As they strolled back uptown through the long street, with its arching maples, they seemed altogether like the oldest of friends. Pendleton did not appear to mind at all, if he were conscious of the fact, that Susie’s hat was not one of the new fall models, or that her coat was not in the least smart. The strain was over and he submitted himself in high good humor to the Susiness of Susie. It was when they were passing the Public Library that a mood of remorse seized her. There was, she reflected, such a thing as carrying a joke too far. She salved her conscience with the reflection that if she had not yielded to the temptations of her own Susiness and accepted Mr. Burgess’s invitation she would not have been able to point this big, earnest student to the particular alcove and shelf where reposed the one copy in all the world of the only document that would rout the critics of the Brickyards of Nebuchadnezzar.
“That Geisendanner,” said Susie, rather more soberly than he had yet heard her speak, “was, beyond doubt, an awful liar and a great fraud; but I am a much greater.”
“You!” exclaimed Pendleton, leaning for a moment on his stick and staring at her.

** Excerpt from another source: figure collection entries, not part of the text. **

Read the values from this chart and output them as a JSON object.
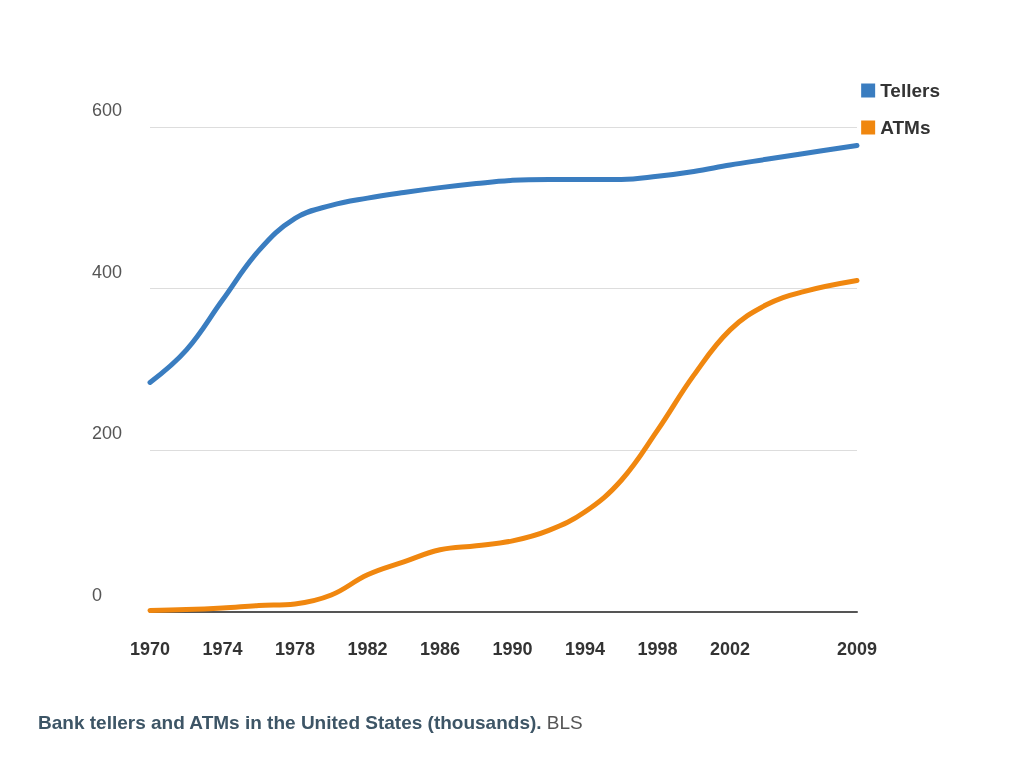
{
  "chart_data": {
    "type": "line",
    "title": "Bank tellers and ATMs in the United States (thousands).",
    "annotations": [
      "BLS"
    ],
    "x": [
      1970,
      1972,
      1974,
      1976,
      1978,
      1980,
      1982,
      1984,
      1986,
      1988,
      1990,
      1992,
      1994,
      1996,
      1998,
      2000,
      2002,
      2004,
      2006,
      2009
    ],
    "series": [
      {
        "name": "Tellers",
        "color": "#3a7dc0",
        "values": [
          284,
          324,
          386,
          447,
          487,
          503,
          512,
          519,
          525,
          530,
          534,
          535,
          535,
          535,
          539,
          545,
          553,
          560,
          567,
          577
        ]
      },
      {
        "name": "ATMs",
        "color": "#f0870f",
        "values": [
          2,
          3,
          5,
          8,
          10,
          21,
          46,
          62,
          77,
          82,
          88,
          101,
          124,
          163,
          225,
          293,
          349,
          380,
          396,
          410
        ]
      }
    ],
    "xlim": [
      1970,
      2009
    ],
    "xticks": [
      1970,
      1974,
      1978,
      1982,
      1986,
      1990,
      1994,
      1998,
      2002,
      2009
    ],
    "ylim": [
      0,
      600
    ],
    "yticks": [
      0,
      200,
      400,
      600
    ],
    "grid": "y",
    "legend": "top right",
    "marker": "none",
    "line_style": "solid"
  }
}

“Even so! In the first place, I went to Mrs. Burgess’s house for dinner last night through a mistake; she had never seen or heard of me before, and Mr. Burgess asked me merely because he had exhausted the other possibilities and was desperate for some one to fill a chink at his wife’s table. And the worst thing I did was to make you think I knew all about Newport, when I was never there in my life—and never saw any of the people I mentioned. Everything I said I got out of the newspapers. It was all just acting, and I put it on a little more because I saw that Mrs. Burgess and her sister didn’t like me; they didn’t think it was a joke at all, my trying to be Susie again—just once more in my life before I settled back to being called Miss Susan forever. And the way I come to be living in that fine house is simply that I’m borrowed from the library for so much a week to catalogue the Logans’ library and push a paperknife through the books. Now you see that Geisendanner isn’t in it with me for downright wickedness and most s-h-o-c-k-i-n-g m-e-n-d-a-c-i-t-y!”
“But if you hadn’t done all those terrible things where should I be?” demanded Pendleton. “But, before dismissing your confession, would you mind telling me just how you came to know—well, anything about me?”
“I’m almost afraid to go that far,” laughed Susie, who, as a matter of fact, did not fear this big, good-natured man at all.
“Tell me that,” encouraged Pendleton, “and we will consider the confession closed.”
“Well, I think I’ll be happier to tell you, and then the slate will be cleaned off a little bit anyhow. A sample copy of the Seven Seas’ Review had strayed into the house; and, in glancing over the list of book reviews on the cover, I saw the Brickyards of Nebuchadnezzar among the books noticed. I spent ten minutes reading the review; and then I grabbed the Britannica—four minutes more! And then in Who’s Who I saw that you were a Newporter. It’s remarkable how educated one can become in fifteen minutes! And, as I said last night when Mrs. Burgess asked me how I came to be interested in that sort of thing, my father ran a brickyard!”
She was looking straight ahead, but the Babylonian expert saw that there were tears in her eyes, as though called forth by the recollection of other and happier times.
“Thank you,” he said gravely; “and now let us forget all about this.”